I would find it incredibly unlikely that the Brewers would trade away their top pitching prospect two years in a row.
I could see how it would be tempting to float Marte's name out there during the offseason.
The Pirates already have an All-Star center fielder in Andrew McCutchen, who is entering the prime of his career, and while Marte's ceiling doesn't appear to be as high, he's still an amazing athlete who would draw more than his fair share of interest.
Which is exactly why the Pirates should hang on to the youngster.
Marte finally put everything together this year and had a monster season. In addition to his first All-Star nod, he was also named to the Futures Game World roster and looked exceptional performing against the best prospects in the game.
He hit .332 in 129 games, all with Double-A Altoona. He ranked near the top of the Eastern League leaderboard with 38 doubles, eight triples and 91 runs. He also paced his own squad with 24 steals and finished second in home runs and RBI. For his efforts, the 22-year-old outfielder earned team MVP honors, in this his fifth year with the Pirates.
Even if McCutchen continues to get even better, the Pirates could always slide Marte over to one of the corners and have two outstanding defenders manning two-thirds of their outfield.
Listening to Buster Olney on the B.S. Report this week opened my eyes to the idea of the Reds potentially dealing Joey Votto.
And while it might not make the most sense to trade a guy two years removed from a National League MVP season, especially when he followed up that campaign with another very strong season (.309, 29 HR, 103 RBI), the Reds happen to have that luxury because of Alonso.

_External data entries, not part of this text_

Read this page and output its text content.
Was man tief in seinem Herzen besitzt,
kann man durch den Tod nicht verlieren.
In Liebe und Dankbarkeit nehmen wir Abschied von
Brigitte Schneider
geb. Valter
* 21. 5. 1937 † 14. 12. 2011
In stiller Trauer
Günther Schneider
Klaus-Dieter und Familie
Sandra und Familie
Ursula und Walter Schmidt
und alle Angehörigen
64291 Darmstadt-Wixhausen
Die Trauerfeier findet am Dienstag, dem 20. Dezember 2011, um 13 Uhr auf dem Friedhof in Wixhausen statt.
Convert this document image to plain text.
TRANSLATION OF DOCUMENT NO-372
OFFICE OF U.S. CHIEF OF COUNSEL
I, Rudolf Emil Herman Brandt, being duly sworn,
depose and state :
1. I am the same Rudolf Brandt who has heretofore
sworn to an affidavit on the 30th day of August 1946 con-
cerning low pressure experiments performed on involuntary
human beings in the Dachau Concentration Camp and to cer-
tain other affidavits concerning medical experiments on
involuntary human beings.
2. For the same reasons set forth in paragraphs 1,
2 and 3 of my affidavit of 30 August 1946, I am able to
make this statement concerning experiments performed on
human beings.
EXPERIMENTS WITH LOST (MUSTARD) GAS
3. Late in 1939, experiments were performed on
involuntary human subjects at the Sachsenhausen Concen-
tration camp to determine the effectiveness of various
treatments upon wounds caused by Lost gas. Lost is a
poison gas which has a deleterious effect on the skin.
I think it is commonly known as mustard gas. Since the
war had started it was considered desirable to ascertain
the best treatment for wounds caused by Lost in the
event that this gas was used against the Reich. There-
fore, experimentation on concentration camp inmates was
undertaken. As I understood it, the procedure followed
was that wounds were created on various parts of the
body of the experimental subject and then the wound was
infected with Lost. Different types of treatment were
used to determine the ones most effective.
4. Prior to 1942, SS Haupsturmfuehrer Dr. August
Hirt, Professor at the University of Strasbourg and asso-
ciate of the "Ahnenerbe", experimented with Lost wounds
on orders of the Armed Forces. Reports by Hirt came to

In the 24-year-old, the Reds have another hot-hitting player whose best position is first base. Alonso shined in his 41-game trial with the big-league club, hitting .330 with five homers and 15 RBI. He also proved that he's not the most agile outfielder, leaving his long-term future open for speculation.
Certainly, the Reds could net more by moving Votto than Alonso, and with a team that has several holes, it might not be the worst idea.
But only if they hold on to Alonso.
Lost in all the talk about Theo Epstein heading to the Windy City has been the fact that the Red Sox are demanding compensation in the form of one or more prospects. The most talked about player who could be headed to Beantown is the Cubs top overall prospect, Brett Jackson.
And while he would be a solid addition to the Sox farm system, the Cubs could afford to lose him, but only because they have a far more talented player in former Villanova football star Matt Szczur.
The 22-year-old-has a sensational full-season debut, finishing the season in High-A ball. He hit .293 with 10 homers and 46 RBI and showed some of the most blinding speed in the minors. He swiped 24 bases in 29 attempts and dazzled with his play in the outfield.
If Jackson gets packaged in the deal for Epstein, that is a sure-fire sign that the Cubbies value Szczur more.
The D-Backs made a surprising run at the pennant this year, winning the National League West by eight games over the defending champion San Francisco Giants.
And while a couple of key pieces to their run were acquired from outside the organization, namely Daniel Hudson and Ian Kennedy, the majority of their impact players were homegrown (Justin Upton, Chris Young, Josh Collmenter).
Next season, however, the pressure will inevitably be on Arizona to repeat their performance from 2011, and they'll be facing a stiffer challenge as the defending division champs. Taking that into account, it wouldn't surprise anyone if they tried to acquire a few more key pieces to keep their roster strong.
Skaggs is still likely a year away from making a major impact on the big-league roster, so I could see how it would be tempting to deal him away for a player who could make a more immediate impact, but with the free-agent and trade-markets being as weak as they are, it's unlikely that they'll find another player, specifically a pitcher, who will have as much upside as the 20-year-old lefty, who struck out nearly 200 batters last season in just 158.2 innings.